Still, the GOP’s relationship with the business community is in a state of flux. A number of large companies announced their opposition to a Republican-backed Georgia law that Democrats blasted as voter suppression. Others said they would pull or review financial contributions to some Republican elected officials after the Jan. 6 riot at the Capitol. While the U.S. Chamber of Commerce overwhelmingly backed GOP candidates in last year’s elections, the flagship business group did endorse a number of Democrats in competitive races.

Trump’s economic populism and support for higher tariffs, cultural and racial sensitivity, an aversion to bad PR, and opposition to 2020 election challenges have all contributed to the rift. Cigna, for example, swore off “direct contributions to any federal or state elected official who encouraged or supported violence or otherwise hindered a peaceful transition of power” on Jan. 6, though many companies have resumed bipartisan giving.

Backbone of America

Small businesses are seen as a potential counterweight to the shift in corporate partisan allegiances. “They represent Main Street values rather than Wall Street or the Beltway,” said a Republican congressional aide. Ortiz called such businesses “the backbone of America.”

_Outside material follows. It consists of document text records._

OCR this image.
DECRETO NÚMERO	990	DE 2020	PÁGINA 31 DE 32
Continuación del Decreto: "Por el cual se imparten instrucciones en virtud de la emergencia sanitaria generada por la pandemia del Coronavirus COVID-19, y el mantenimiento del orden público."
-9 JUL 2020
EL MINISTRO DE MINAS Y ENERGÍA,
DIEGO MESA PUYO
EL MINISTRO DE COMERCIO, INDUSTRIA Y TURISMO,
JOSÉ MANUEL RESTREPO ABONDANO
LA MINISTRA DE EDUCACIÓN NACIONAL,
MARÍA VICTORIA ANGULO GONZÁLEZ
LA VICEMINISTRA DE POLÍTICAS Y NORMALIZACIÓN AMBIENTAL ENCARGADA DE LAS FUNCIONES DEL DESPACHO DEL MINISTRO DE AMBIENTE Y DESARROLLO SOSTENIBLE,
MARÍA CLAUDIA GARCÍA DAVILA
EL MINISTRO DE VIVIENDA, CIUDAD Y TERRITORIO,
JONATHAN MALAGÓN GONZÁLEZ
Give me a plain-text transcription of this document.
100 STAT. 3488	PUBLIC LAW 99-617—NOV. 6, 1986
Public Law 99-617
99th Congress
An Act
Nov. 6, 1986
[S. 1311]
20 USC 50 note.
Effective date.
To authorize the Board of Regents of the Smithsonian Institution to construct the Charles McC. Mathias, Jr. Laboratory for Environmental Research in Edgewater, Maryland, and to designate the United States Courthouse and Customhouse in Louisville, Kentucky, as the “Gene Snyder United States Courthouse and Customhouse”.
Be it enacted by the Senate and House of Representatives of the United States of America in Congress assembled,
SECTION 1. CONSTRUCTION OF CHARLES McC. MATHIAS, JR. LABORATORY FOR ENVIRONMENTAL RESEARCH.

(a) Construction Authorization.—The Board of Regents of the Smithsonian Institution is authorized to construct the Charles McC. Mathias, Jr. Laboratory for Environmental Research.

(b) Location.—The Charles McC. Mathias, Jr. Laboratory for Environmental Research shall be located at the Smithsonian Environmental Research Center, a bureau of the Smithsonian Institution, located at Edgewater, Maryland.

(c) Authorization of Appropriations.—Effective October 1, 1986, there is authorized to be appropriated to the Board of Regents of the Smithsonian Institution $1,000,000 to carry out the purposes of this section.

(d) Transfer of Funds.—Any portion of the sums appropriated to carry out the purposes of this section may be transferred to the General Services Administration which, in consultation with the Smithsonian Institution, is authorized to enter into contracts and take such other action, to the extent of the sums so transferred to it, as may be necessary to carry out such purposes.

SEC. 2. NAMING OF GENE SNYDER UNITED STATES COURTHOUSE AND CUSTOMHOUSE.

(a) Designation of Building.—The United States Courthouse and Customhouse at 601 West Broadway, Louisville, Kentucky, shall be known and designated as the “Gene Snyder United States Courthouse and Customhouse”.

Larger companies, they argue, are better equipped to withstand the tax and regulatory policies likely to follow from a year or two of unified Democratic control of the federal government’s elected branches.

Ortiz pointed to Amazon’s support for an increased minimum wage and noted that his group opposed the compromise $11 an hour proposal, down from the $15 an hour preferred by liberals, proposed by Sen. Mitt Romney, a Utah Republican, and Sen. Kyrsten Sinema, an Arizona Democrat. Sen. Josh Hawley, a Missouri Republican, backed $15 an hour but exempted companies with less than $1 billion in annual revenues.

Biden postponed remarks, wherein he was expected to elaborate on the economic benefits of his infrastructure plans, shortly before the Derek Chauvin verdict was announced.